As a blue collar worker, I want the government to butt out. Let the company do what it does. I agree there must be certain regulations as far as EPA and EEO are concerned. Those I nor do many others, have a problem with. How ever, if the government decides to raise taxes on corporations, do you seriously think that they will just sit and not respond. Remember, their number one purpose is to make profits. They will do what ever it takes to recover the lost revenue. Perfect example is the BofA atm fee. The Dodd/Frank bill limited the amount that a bank can charge a retailer on a debit card transaction. (it was actually the Durbin amendment to that bill.) That one bill would cost BofA 35 to 40 million dollars a year. Did Dodd and Frank really think BofA was going to sit and eat the losses? They were warned multiple times that this would happen, yet they decided to pass the amendment anyway. In response, BofA had no choice but find a way to offset the losses. Now, do the math. If it was to cost BofA that much, multiply that by the number of banks that got their debit fees reduced. Dont be surprised to see many more banks jump on the debit card fee also once their stock holders see the lost revenue. Again, the outcry will be directed at the banks, not at the poorly written legislation where it should be. The whole point of that is simply to point out that every time government tries to impose a fee, or limit what a corporation can charge, they simply make up the loss somewhere else. With out fail, it always results in the consumer(you and I) paying more. Its simple math. Get the government out of the way, and you will see things bloom.

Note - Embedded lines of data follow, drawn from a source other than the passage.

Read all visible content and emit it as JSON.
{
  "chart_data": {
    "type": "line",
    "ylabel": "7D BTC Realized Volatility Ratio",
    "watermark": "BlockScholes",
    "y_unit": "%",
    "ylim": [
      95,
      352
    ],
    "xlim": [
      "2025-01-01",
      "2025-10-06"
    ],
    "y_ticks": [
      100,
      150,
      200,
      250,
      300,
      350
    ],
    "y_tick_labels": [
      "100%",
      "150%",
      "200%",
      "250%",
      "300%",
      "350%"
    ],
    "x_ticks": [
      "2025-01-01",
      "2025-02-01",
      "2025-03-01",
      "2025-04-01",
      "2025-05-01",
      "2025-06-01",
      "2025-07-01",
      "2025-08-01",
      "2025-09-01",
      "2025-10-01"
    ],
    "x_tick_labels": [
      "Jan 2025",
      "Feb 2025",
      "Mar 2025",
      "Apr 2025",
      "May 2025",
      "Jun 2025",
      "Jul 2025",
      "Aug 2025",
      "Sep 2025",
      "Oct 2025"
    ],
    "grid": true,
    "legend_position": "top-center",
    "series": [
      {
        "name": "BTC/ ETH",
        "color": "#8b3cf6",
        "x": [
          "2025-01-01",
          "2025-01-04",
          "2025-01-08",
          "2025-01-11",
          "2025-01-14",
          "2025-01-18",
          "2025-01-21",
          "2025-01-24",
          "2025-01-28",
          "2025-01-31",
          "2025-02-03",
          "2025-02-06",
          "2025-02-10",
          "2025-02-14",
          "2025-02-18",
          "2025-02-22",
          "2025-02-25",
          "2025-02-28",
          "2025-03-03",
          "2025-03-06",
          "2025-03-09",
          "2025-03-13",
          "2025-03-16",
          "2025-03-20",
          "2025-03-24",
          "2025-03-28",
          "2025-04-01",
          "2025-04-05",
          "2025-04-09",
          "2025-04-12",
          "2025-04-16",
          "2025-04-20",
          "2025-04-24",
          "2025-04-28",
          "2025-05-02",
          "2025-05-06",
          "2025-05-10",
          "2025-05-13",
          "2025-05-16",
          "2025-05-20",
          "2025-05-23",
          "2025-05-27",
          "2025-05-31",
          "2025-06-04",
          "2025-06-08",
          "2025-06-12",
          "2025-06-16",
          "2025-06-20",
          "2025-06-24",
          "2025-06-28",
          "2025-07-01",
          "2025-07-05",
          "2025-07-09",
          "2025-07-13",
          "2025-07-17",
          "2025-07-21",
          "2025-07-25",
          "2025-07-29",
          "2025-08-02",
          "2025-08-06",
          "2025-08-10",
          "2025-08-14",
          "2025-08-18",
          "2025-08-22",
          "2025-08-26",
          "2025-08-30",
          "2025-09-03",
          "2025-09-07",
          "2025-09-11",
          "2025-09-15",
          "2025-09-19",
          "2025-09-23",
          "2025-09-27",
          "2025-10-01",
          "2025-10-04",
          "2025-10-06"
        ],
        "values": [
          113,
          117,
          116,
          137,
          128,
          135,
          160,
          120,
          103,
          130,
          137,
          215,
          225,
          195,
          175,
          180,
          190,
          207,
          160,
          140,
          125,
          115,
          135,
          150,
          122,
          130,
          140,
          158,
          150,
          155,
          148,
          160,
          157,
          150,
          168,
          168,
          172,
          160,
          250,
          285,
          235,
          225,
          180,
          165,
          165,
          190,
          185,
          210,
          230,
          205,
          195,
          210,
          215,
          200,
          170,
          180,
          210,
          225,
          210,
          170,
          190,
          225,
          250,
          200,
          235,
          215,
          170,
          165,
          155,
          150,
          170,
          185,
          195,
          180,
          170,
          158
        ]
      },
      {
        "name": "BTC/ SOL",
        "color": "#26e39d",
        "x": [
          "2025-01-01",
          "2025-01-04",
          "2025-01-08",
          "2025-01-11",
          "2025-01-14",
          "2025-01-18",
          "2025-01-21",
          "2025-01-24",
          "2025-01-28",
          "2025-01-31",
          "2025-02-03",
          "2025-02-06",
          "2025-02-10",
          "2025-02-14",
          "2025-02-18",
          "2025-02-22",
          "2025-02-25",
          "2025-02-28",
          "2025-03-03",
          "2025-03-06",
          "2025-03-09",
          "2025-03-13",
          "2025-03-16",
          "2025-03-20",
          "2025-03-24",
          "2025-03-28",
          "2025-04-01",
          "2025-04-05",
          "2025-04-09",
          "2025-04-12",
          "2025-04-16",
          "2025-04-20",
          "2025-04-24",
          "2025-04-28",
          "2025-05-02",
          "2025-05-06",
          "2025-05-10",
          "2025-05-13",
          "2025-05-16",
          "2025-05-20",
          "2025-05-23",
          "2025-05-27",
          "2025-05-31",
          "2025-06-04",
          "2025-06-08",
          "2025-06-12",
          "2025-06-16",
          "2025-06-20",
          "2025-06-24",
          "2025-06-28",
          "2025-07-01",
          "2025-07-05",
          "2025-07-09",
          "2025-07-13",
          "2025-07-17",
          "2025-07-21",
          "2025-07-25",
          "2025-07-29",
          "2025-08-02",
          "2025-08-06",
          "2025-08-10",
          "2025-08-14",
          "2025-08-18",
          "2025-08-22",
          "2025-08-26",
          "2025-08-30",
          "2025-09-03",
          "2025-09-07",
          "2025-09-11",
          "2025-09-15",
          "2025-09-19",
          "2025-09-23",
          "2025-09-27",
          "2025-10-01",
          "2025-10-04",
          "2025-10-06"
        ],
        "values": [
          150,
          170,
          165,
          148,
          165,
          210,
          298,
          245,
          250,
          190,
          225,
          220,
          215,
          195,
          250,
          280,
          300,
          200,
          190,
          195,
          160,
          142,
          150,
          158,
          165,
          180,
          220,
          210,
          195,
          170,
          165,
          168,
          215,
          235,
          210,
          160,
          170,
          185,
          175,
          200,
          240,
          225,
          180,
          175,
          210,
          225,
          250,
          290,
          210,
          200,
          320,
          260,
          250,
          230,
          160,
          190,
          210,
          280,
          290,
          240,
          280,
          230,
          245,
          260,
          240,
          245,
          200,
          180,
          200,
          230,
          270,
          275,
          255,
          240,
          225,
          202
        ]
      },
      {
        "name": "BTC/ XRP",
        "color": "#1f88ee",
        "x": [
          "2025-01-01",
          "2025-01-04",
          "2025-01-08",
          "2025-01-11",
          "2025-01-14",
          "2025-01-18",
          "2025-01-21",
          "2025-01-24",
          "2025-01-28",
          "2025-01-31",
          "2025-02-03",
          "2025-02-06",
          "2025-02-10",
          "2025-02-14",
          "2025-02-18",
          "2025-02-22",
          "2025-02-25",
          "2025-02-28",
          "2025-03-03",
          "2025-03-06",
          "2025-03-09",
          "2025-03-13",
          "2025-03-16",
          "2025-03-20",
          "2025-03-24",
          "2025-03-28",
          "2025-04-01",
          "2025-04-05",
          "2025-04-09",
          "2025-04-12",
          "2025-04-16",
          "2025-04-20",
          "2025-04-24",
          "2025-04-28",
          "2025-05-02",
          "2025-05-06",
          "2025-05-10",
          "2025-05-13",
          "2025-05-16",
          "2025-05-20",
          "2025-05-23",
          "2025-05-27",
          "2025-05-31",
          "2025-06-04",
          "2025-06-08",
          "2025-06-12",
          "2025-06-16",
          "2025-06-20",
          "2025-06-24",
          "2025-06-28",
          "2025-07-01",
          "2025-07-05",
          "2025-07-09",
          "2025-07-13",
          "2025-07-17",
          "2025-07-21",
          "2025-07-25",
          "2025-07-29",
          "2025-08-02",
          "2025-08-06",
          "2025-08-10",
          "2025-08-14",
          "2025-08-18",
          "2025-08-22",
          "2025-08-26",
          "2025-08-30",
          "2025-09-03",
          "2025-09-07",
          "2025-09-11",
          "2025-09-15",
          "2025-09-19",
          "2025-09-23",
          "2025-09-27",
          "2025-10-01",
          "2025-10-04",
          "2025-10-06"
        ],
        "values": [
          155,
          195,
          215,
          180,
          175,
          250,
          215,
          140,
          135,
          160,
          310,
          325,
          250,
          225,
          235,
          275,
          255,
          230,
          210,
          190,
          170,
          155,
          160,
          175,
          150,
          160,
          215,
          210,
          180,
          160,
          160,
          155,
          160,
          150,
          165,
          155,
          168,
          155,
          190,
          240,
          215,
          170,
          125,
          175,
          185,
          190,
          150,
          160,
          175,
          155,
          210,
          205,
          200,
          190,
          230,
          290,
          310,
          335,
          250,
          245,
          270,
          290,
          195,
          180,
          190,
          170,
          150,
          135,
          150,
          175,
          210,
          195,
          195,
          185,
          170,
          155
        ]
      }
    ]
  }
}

[-] 0 points by wavefreak58 (134) 13 years ago

A salary cap imposes an arbitrary limit and is just different form of demagoguery.

Suppose all a salary did was measure the good a person brings to society. A salary cap would then imply that the amount of good a person can do has a strict upper bound.

[-] 1 points by light24bulbs (3) 13 years ago

'good' is a completely unrelated concept. Income at that level means POWER. The idea here is that there should be an upper limit on the amount of power a person can have in a democratic society.

[-] 2 points by wavefreak58 (134) 13 years ago

Are you suggesting that power cannot be wielded for good?

Any arbitrary limit is another form of oppression. What it would accomplish is that those that by nature follow the rules would find their power limited and that those that by nature seek to concentrate power would find ways around the rules.